The Smoking and Maternal and Child Health conference will see health chiefs discuss and identify how to reduce smoking rates among women of child bearing age.

Smoking remains the number one cause of premature death in the region and up to half the difference in life expectancy between the most and least affluent groups is because of smoking.

The topic has already been given major focus in the region's first health strategy, Better Health Fairer Health, which was launched last month and focuses on reducing the rates of smoking in pregnancy.

Now the summit on Teesside has been organised by Fresh, Smoke Free North-East, which is urgently calling for a review of the work currently being delivered in the region to address the issue of smoking and pregnancy, as well as reducing health inequalities among pregnant women.

Ailsa Rutter, director for Fresh said: "Smoking can compromise the capacity to have a family, and parental smoking can have long term and serious consequences for child health."

"Exposure to secondhand smoke is a risk during pregnancy, and harms infants and children, but the good news is that quitting smoking reduces or eliminates many of the risks to reproductive life and health."

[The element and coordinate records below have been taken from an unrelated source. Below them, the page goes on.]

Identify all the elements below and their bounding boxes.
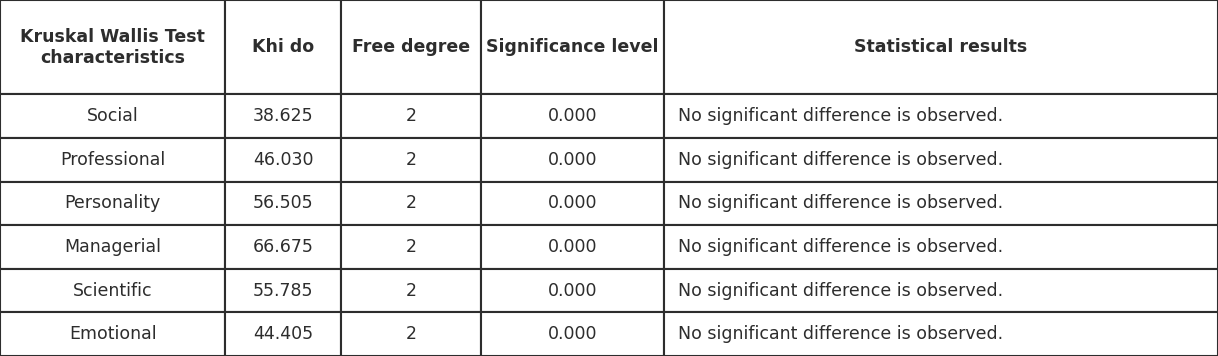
Text: No significant difference is observed.: No significant difference is observed. xyxy=(678,282,1004,300)
Bar xyxy=(664,0,1218,94)
Bar xyxy=(225,0,341,94)
Bar xyxy=(0,313,225,356)
Text: 2: 2 xyxy=(406,325,417,343)
Bar xyxy=(225,313,341,356)
Text: 55.785: 55.785 xyxy=(253,282,313,300)
Bar xyxy=(664,225,1218,269)
Text: Personality: Personality xyxy=(65,194,161,213)
Text: 0.000: 0.000 xyxy=(548,238,597,256)
Text: 2: 2 xyxy=(406,151,417,169)
Text: No significant difference is observed.: No significant difference is observed. xyxy=(678,107,1004,125)
Bar xyxy=(664,313,1218,356)
Bar xyxy=(481,0,664,94)
Bar xyxy=(225,225,341,269)
Text: 56.505: 56.505 xyxy=(253,194,313,213)
Bar xyxy=(341,94,481,138)
Text: 44.405: 44.405 xyxy=(253,325,313,343)
Bar xyxy=(0,138,225,182)
Text: 46.030: 46.030 xyxy=(253,151,313,169)
Bar xyxy=(0,0,225,94)
Text: 0.000: 0.000 xyxy=(548,282,597,300)
Bar xyxy=(481,138,664,182)
Bar xyxy=(341,313,481,356)
Text: Scientific: Scientific xyxy=(73,282,152,300)
Bar xyxy=(341,0,481,94)
Text: Managerial: Managerial xyxy=(65,238,161,256)
Text: No significant difference is observed.: No significant difference is observed. xyxy=(678,325,1004,343)
Text: 2: 2 xyxy=(406,107,417,125)
Bar xyxy=(664,269,1218,313)
Text: Professional: Professional xyxy=(60,151,166,169)
Text: Statistical results: Statistical results xyxy=(854,38,1028,56)
Text: 0.000: 0.000 xyxy=(548,107,597,125)
Text: 2: 2 xyxy=(406,194,417,213)
Text: 0.000: 0.000 xyxy=(548,194,597,213)
Bar xyxy=(0,225,225,269)
Bar xyxy=(481,269,664,313)
Bar xyxy=(341,182,481,225)
Text: Social: Social xyxy=(86,107,139,125)
Text: 2: 2 xyxy=(406,282,417,300)
Bar xyxy=(225,94,341,138)
Text: Kruskal Wallis Test
characteristics: Kruskal Wallis Test characteristics xyxy=(21,28,205,67)
Text: Khi do: Khi do xyxy=(252,38,314,56)
Bar xyxy=(0,94,225,138)
Bar xyxy=(225,269,341,313)
Text: 0.000: 0.000 xyxy=(548,325,597,343)
Text: No significant difference is observed.: No significant difference is observed. xyxy=(678,194,1004,213)
Bar xyxy=(481,94,664,138)
Bar xyxy=(341,225,481,269)
Bar xyxy=(341,138,481,182)
Bar xyxy=(664,94,1218,138)
Bar xyxy=(0,269,225,313)
Bar xyxy=(481,182,664,225)
Bar xyxy=(664,138,1218,182)
Bar xyxy=(481,225,664,269)
Bar xyxy=(225,138,341,182)
Text: Emotional: Emotional xyxy=(69,325,156,343)
Text: 0.000: 0.000 xyxy=(548,151,597,169)
Text: No significant difference is observed.: No significant difference is observed. xyxy=(678,238,1004,256)
Text: No significant difference is observed.: No significant difference is observed. xyxy=(678,151,1004,169)
Bar xyxy=(664,182,1218,225)
Text: Significance level: Significance level xyxy=(486,38,659,56)
Bar xyxy=(481,313,664,356)
Bar xyxy=(225,182,341,225)
Text: 38.625: 38.625 xyxy=(253,107,313,125)
Text: 66.675: 66.675 xyxy=(253,238,313,256)
Text: Free degree: Free degree xyxy=(352,38,470,56)
Bar xyxy=(341,269,481,313)
Text: 2: 2 xyxy=(406,238,417,256)
Bar xyxy=(0,182,225,225)
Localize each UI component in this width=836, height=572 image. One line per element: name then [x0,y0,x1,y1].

She said the summit would act as a vital forum for all health professionals to thoroughly address smoking and pregnancy.

"Clear messages on the dangers of smoking and pregnancy must be given to women and their families in general and not just after a pregnancy occurs. We hope that the summit will enhance the importance of this issue and make it a much greater priority within the whole health service."

Although the North-East has good support for pregnant women and their families to quit smoking through the local NHS Stop Smoking Services, smoking rates among pregnant women remain high, with around 25% of babies in the North-East born to mothers who have smoked throughout pregnancy.

The health strategy, which aims to transform the health of the region within a generation, is proposing to publish six monthly statistics on smoking during pregnancy as part of a wider marketing campaign to highlight the danger to babies of smoking during and after pregnancy.

It is proposed that a formal regional prevalence target should be adopted, aiming for a regional prevalence of no more than 23% by the end of 2010 and 20% or below the national average by 2015 and an absolute level of only 10% by 2032.